Et l’article 135 du Code pénal stipule : « Tous fonctionnaires, tous officiers publics, leurs commis ou préposés, tous percepteurs des droits, taxes, contributions, deniers, revenus publics ou communaux, et leurs commis ou préposés qui se seront rendus coupables de crime de concussion, en ordonnant de percevoir ou en exigeant ou recevant ce qu’ils savaient n’être pas dû, ou excéder ce qui était dû pour droits, taxes, contributions, deniers ou revenus, ou pour salaires ou traitements, seront punis, savoir : les fonctionnaires ou les officiers publics, de la réclusion ; et leurs commis ou préposés, d’un emprisonnement d’un an au moins et de trois ans au plus. Les coupables seront, de plus, condamnés à une amende dont le maximum sera le quart des restitutions et des dommages intérêts, et le minimum le douzième. »

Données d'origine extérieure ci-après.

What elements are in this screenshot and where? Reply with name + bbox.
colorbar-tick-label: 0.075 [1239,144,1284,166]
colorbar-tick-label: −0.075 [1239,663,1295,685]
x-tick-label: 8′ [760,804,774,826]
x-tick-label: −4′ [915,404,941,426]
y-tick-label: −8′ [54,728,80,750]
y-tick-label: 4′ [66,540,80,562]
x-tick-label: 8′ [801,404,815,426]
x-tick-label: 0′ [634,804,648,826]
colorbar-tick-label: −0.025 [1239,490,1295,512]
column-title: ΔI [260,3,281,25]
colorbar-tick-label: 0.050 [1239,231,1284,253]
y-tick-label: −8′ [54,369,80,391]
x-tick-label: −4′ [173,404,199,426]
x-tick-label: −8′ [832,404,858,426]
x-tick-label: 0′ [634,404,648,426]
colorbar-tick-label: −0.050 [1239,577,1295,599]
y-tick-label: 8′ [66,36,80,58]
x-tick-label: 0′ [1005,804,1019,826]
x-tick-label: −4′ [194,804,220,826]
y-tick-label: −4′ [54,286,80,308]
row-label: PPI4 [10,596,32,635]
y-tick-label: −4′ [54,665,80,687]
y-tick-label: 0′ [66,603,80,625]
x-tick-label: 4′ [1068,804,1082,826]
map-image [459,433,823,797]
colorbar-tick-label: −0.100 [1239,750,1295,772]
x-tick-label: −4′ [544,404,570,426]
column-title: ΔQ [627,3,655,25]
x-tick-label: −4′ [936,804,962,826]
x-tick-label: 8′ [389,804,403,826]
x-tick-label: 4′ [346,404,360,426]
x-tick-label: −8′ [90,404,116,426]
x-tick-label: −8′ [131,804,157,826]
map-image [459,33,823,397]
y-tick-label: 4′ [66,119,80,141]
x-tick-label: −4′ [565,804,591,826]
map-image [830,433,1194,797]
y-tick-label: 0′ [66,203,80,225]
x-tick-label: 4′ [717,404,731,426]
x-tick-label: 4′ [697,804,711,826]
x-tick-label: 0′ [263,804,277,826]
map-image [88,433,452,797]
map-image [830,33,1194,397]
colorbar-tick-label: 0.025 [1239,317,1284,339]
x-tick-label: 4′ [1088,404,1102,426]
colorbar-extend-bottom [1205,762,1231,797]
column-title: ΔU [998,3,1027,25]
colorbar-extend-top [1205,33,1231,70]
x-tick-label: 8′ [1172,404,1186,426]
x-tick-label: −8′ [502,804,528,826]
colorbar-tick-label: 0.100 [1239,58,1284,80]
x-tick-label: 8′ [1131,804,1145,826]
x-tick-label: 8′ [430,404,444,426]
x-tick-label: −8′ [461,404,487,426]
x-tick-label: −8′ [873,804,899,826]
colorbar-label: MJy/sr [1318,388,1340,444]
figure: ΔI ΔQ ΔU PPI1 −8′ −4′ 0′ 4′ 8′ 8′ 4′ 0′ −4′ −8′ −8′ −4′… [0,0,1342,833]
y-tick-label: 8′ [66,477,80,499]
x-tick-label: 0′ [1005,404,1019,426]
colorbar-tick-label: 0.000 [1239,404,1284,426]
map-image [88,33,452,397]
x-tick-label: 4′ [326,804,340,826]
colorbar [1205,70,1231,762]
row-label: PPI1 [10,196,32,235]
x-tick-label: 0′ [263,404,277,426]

Pour la période allant du 29 novembre au 26 décembre 2006, l’Ona a décaissé, à titre de subvention, quatorze millions cent mille gourdes destinées pour l’implantation de restaurants communautaires et de cantines populaires dans les quartiers défavorisés de Port-auPrince et dans les villes des Gonaïves, Cap-Haïtien et des Cayes. Durant leur enquête, les enquêteurs de l’ULCC ont visité trois des huit restaurants communautaires et huit des trente-deux des cantines populaires qui devaient être installés.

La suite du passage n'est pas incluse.